Optimize calculation of sub tensors

I’m trying to optimize a piece of PyTorch code that causes the computation graph to become really large. I’m not sure if it’s possible, which is why I’d like some expert advice on this.

It is part of a toolkit for multi-output Gaussian processes, where data points can be in different “channels”, indicated by an integer in the first column of X (ie. channel index is in the range of [0,channels)). Lets say we have K channels and N input data points, for each combination of channels (K*K) we calculate and populate a sub tensor of the final tensor (shape (N,N)).

# get channel indices for all data points
c = X[:,0].long() 

# create channel mask for X
m = [c==i for i in range(channels)]

# select X input for each channel
x = [X[m[i],1:] for i in range(channels)]

# find indices into final tensor for the elements of sub tensor
r = [torch.nonzero(m[i]) for i in range(channels)]

# final tensor
res = torch.empty(X.shape[0], X.shape[0])  # NxN

# loop over channel combinations
for i in range(channels):
    for j in range(channels):
        k = calculate_subtensor(i, j, x[i], x[j])
        res[r[i],r[j]] = k # k has shape (x[i].shape[0], x[j].shape[0])

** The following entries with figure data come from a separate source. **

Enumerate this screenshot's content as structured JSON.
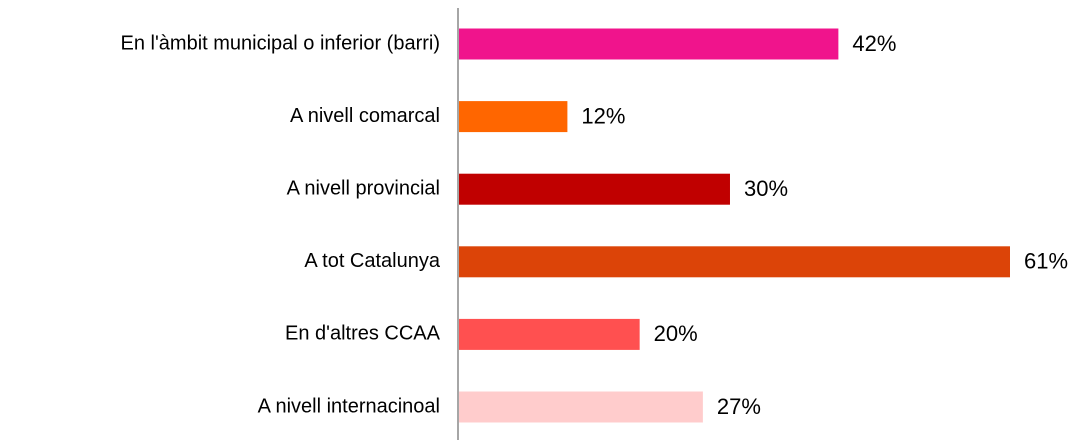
{
  "chart_data": {
    "type": "bar",
    "orientation": "horizontal",
    "categories": [
      "En l'àmbit municipal o inferior (barri)",
      "A nivell comarcal",
      "A nivell provincial",
      "A tot Catalunya",
      "En d'altres CCAA",
      "A nivell internacinoal"
    ],
    "values": [
      42,
      12,
      30,
      61,
      20,
      27
    ],
    "value_labels": [
      "42%",
      "12%",
      "30%",
      "61%",
      "20%",
      "27%"
    ],
    "colors": [
      "#f0148c",
      "#ff6600",
      "#c00000",
      "#dc4408",
      "#ff5050",
      "#ffcccc"
    ]
  }
}
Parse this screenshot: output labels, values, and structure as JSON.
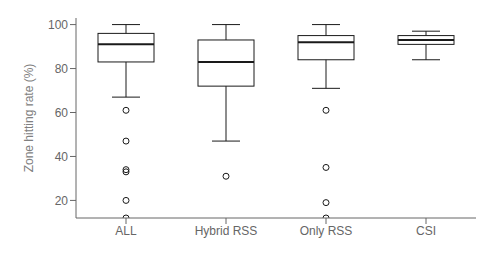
{
  "chart_data": {
    "type": "box",
    "categories": [
      "ALL",
      "Hybrid RSS",
      "Only RSS",
      "CSI"
    ],
    "ylabel": "Zone hitting rate (%)",
    "ylim": [
      12,
      103
    ],
    "yticks": [
      20,
      40,
      60,
      80,
      100
    ],
    "color": "#1a1a1a",
    "boxes": [
      {
        "q1": 83,
        "median": 91,
        "q3": 96,
        "whislo": 67,
        "whishi": 100,
        "fliers": [
          61,
          47,
          34,
          33,
          20,
          12
        ]
      },
      {
        "q1": 72,
        "median": 83,
        "q3": 93,
        "whislo": 47,
        "whishi": 100,
        "fliers": [
          31
        ]
      },
      {
        "q1": 84,
        "median": 92,
        "q3": 95,
        "whislo": 71,
        "whishi": 100,
        "fliers": [
          61,
          35,
          19,
          12
        ]
      },
      {
        "q1": 91,
        "median": 93,
        "q3": 95,
        "whislo": 84,
        "whishi": 97,
        "fliers": []
      }
    ]
  }
}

The computation graph will have many Select, Unsqueeze, Permute, and View nodes, but the problem is that the number of nodes scales quadratically with channels. Can this code be improved?

Note that the channel index increases monotonically along the data points, something this code doesn’t make use of.

The problem is likely the fact that the loops are in Python, which makes my CPU at a 100% but my GPU only 60%. Surely, the loops can and should be unrolled so that the full computation graph can be generated. I suppose I need to play around with torch.jit?